Running at Mill Creek
“What are you running from, girl?” the smiling bearded man asks as I pass him, near the spot where three planks jut out from the hillside. They might have been a bridge that might have crossed the creek. I can’t be sure. I don’t know their history. He’s running too, but not as fast as me, even though he’s probably better dressed for it with his track shorts and muscle shirt. But his beard is distinctly out of date, like the one my dad wore in the 70s.
“Just running,” I call back, and I keep going, as hard as I can and then slowing when the roots get too thick or the rocks too slippery, except across the patch of moss-covered stones where, just a few months ago, I slipped and I thought I might have broken my knee. I run like hell there. Just because.
When I come down the muddy slope to under the bridge where people write names—I wrote mine too once with a cast off Sharpie—someone has recently inked the word “Euphoria,” and I stop to touch it hoping for a portal to a mountain town or a British pub or anywhere that is else. But euphoria is just a word.
I get into the easy stretch, where the path is mostly flat and wide, and where it gets enough sun to dry it quickly from the rain and snow. It’s the safest stretch, and I think about his question, and I wonder if the bearded man wants my answer. That I’m running from love and stories and the words I can’t get to work right. That I’m running from the memory of my now mute daddy’s voice singing along with the Barry Manilow eight track. Me next to him in our Dodge Dart on our way to the American Legion where he’ll spend our Saturday afternoon drinking Stroh’s, and I’ll have Coca Cola and beer nuts and play shuffle bowling without needing any dimes. Or maybe I’m running to these things, looping like this trail.
The bearded man finds me again resting near the ravine, where the creek tumbles over sandstone into a near perfect circle of a pool and then tumbles again.
“Hey, it’s the running girl! Is this where you were running to?”
I take off my sunglasses so he can see my eyes. “It’s one of the places. Mostly I just like running in the woods.”

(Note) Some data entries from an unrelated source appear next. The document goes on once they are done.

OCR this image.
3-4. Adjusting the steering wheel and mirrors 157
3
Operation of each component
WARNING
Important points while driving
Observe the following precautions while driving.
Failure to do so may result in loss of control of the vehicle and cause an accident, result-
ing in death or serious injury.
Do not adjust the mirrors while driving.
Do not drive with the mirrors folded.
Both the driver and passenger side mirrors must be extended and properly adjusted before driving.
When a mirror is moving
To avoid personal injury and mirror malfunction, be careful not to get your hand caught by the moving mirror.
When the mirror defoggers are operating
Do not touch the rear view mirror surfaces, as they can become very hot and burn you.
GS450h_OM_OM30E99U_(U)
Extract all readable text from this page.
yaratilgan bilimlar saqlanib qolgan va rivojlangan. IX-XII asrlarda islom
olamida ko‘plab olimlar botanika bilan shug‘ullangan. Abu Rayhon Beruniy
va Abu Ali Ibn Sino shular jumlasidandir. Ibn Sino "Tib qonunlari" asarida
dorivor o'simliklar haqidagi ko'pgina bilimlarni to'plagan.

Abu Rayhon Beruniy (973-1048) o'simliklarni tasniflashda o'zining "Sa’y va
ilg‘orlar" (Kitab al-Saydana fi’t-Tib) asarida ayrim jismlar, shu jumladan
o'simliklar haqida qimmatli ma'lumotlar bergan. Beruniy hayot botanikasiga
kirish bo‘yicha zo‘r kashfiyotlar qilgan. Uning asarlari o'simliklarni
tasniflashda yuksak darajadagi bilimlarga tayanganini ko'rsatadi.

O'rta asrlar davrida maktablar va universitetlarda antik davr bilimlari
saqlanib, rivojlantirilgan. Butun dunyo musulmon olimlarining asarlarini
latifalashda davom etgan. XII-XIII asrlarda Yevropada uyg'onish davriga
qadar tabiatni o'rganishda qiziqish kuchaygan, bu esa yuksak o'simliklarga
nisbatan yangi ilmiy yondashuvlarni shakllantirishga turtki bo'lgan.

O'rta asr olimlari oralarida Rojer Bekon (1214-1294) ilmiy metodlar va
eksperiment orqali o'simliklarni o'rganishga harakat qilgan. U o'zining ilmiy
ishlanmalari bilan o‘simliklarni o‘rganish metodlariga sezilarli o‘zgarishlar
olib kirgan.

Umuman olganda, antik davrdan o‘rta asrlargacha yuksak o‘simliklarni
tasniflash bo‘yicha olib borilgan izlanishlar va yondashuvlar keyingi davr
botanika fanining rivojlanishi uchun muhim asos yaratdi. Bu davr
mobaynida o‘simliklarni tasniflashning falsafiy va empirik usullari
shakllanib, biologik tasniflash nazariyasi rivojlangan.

I want to but don’t tell him that I miss the woods near where I grew up, in this town, at the dead end of Chattanooga Street. Before 680 went in, we’d pass through those woods to Lake Park Cemetery, where mom taught us how to clear the weeds and grass off of my grandpa’s headstone. On the way back, we picked elderberries in tin buckets to take home and cook them up with sugar and Sure-Jell and press them steaming through cheese cloth and funnel into jars, topped with hot paraffin and then stored on the metal shelves my dad set up for a pantry.
I want to but don’t tell him that I ran in those woods before these ones. I raced so fast away from the chasing boys that once, when I was ten, I tripped over an unseen root and pierced my thumb near the bone on a piece of green bottle glass. The blood came fast, dripped hard onto the leaves, and caught me, so I held my hand up high and watched the red stripe darken down my pale arm in the dappled sunlight. These are some of the things I don’t tell.
“Well, this is a good one place to end up,” the bearded mans says, “The guy who made the park, this was his favorite spot.”
“Olmstead?” I ask.
“No, not him. The other guy. I can’t think of his name now. I probably will as soon as you’re gone.”
“Probably,” I laugh, “well, I should get on with my run,” I say.
“Jump on it.” He says back.
I start back up the trail, going slowly through most of this part where the path is uneven and narrow and the hillside steep, and I’m passing just under the rocky overhang, when I hear “Hey, running girl!” I turn. “Rogers. Volney Rogers. I remembered and wanted to tell you.” The bearded man waves and goes, running back on his way.
What am I running from? It could be that now I’m running because this story, our story, is beating in my head like my sneakered feet are beating this path. Maybe. Or maybe it’s just that this ground is soft and this creek keeps moving.